Os dados são de um levantamento da Ahahp (Associação Nacional de Hospitais Privados), que publica hoje o seu Observatório 2020 (um anuário que reúne indicadores de 119 instituições privadas em todo o Brasil), com um balanço dos atendimentos de 2019. Entretanto, por conta da pandemia do novo coronavírus, a entidade fez um levantamento prévio dos números do primeiro quadrimestre e os repassou com exclusividade ao UOL.

“O ano de 2020 acabou em fevereiro; em março começou um outro ano”, resume Ary Ribeiro, editor do Observatório e CEO do Sabará Hospital Infantil, em São Paulo. “Especialmente a partir da segunda quinzena de março, estamos vivendo uma dinâmica totalmente diferente”, completa.

Se levarmos em conta os quatro primeiros meses deste ano, a queda de internações chega a 18%. Ocorreu alta somente no número de internações por doenças infecciosas (onde está inclusa a covid-19): um aumento de 28% em relação a 2019. “Esse dado é uma amostragem de hospitais que nos responderam, mas esse é o quadro em quase todo local”, explica Ribeiro.

A preocupação dos hospitais está na redução da busca por tratamento para problemas de saúde que não podem esperar e não apresentaram redução de casos mesmo com a quarentena. Nesse grupo, estão doenças crônicas e problemas agudos que necessitam de pronto atendimento.

Emergências esvaziadas

A busca pelos atendimentos de emergência registrou queda de 40% no primeiro quadrimestre, em comparação a 2019.

“Essa redução foi muito acentuada, o que em parte é adequado, pois estamos lidando com uma situação de percepção de risco e medo. Mas é importante chamar a atenção para o fato de ser inadequado, se você levar em conta as condições em que a população não pode deixar de ir a um pronto-socorro”, explica Ribeiro.

Segundo os dados da Ahahp, chama a atenção a queda nos atendimentos por câncer, que tiveram 23% menos internações nesse primeiro quadrimestre. Já no caso de problemas do aparelho circulatório (como infarto), as internações caíram 21%.

“Não é razoável que a necessidade desses atendimentos tenha caído assim. Existem várias publicações e estudos atestando a redução da ida das pessoas ao pronto-socorro. É preciso passar essa informação para as pessoas que precisam de cuidados continuados buscarem os hospitais, que se preparam para ter fluxos diferenciados. São dois hospitais dentro de um só, esperando esse fluxo com toda segurança”, comenta o CEO do Sabará Hospital Infantil, ressaltando o trabalho dos hospitais ao separar pacientes com covid-19 dos demais.

Uma das maiores preocupações é em relação às consequências geradas no caso de exames para detectar neoplasias. “Está havendo adiamento de diagnóstico de cânceres, o que significa que pessoas não serão tratadas no tempo correto. E em câncer isso é fundamental para o prognóstico. Isso é uma preocupação sanitária, e o sistema de saúde suplementar na maioria dos estados tem condições de atender adequadamente”, alerta.

Análise regionalizada dos hospitais

Ribeiro faz uma ressalva: é necessário fazer análises regionalizadas da situação dos hospitais, já que há locais em que toda rede de saúde está sobrecarregada em decorrência da pandemia de covid-19.

“É preciso ter muito equilíbrio na utilização dos recursos. Na análise para o serviço suplementar, percebemos que a situação já está estabilizada em muitos locais. Não há evidência, pelas últimas semanas, de que uma crescente demanda vá colocar o sistema complementar em risco. Isso faz com que o sistema tenha capacidade de absorver os serviços que não podem ser postergados”, diz o editor da pesquisa Observatório 2020.
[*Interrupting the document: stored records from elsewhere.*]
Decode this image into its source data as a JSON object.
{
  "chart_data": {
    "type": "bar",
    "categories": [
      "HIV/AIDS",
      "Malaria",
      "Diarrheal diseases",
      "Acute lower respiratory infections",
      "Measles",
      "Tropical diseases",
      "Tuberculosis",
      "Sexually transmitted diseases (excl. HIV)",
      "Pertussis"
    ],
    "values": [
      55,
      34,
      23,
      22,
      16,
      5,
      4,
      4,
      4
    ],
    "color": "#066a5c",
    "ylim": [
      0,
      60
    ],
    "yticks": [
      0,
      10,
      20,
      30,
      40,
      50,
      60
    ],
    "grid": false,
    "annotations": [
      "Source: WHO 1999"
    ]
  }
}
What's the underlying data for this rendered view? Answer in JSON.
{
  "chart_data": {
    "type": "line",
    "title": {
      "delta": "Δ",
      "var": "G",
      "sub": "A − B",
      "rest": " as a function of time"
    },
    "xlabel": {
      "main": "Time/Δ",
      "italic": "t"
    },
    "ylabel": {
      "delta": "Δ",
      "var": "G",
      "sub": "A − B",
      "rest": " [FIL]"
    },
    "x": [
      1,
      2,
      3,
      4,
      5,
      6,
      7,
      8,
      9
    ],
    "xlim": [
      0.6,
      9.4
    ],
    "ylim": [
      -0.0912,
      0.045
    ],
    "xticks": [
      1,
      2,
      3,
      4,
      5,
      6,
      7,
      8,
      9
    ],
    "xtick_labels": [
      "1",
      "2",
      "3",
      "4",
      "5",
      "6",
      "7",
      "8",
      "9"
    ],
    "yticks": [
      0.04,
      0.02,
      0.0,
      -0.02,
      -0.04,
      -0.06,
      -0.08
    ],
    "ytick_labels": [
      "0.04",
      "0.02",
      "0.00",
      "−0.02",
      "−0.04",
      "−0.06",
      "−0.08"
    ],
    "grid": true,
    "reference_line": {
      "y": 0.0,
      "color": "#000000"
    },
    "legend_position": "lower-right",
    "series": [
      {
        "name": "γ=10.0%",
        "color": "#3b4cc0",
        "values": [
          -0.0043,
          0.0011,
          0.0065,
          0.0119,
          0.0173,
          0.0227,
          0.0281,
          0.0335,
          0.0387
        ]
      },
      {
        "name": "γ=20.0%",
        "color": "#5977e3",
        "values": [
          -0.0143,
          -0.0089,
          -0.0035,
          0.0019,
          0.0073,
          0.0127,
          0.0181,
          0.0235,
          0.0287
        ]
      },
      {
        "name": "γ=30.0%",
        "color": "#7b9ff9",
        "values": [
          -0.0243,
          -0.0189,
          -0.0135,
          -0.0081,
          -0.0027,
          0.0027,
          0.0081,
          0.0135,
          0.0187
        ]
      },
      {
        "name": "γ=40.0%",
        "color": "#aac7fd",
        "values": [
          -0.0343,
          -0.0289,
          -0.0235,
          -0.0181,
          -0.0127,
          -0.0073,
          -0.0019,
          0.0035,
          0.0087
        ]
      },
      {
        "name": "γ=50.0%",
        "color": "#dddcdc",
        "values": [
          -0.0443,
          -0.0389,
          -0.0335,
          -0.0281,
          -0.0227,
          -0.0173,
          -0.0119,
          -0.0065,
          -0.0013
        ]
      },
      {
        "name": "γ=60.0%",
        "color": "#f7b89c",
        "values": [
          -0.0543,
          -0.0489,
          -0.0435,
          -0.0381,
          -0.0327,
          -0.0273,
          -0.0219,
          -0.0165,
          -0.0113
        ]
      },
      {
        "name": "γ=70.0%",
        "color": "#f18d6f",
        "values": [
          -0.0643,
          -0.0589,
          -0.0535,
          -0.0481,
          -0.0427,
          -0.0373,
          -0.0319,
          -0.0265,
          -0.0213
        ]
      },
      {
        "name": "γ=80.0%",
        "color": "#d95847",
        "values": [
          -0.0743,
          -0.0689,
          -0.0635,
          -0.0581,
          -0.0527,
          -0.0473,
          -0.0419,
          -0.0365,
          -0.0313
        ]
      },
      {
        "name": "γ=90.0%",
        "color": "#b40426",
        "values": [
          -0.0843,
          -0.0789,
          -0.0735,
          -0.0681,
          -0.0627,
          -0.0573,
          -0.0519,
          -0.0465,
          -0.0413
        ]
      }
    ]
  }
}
Por fim, ele pondera que esse estudo não tem como objetivo estimular a ida de pessoas aos hospitais. “É para esclarecer que quem tem problemas tem de ir. Essa queda de demanda não é benéfica ao sistema de saúde. A onda de demanda para covid-19 trouxe uma outra, de represamento de condições de atendimento de doenças crônicas que podem agudizar, sem contar os procedimentos eletivos que também causam sofrimento às pessoas. Isso precisa ser discutido com toda seriedade”, finaliza Ribeiro.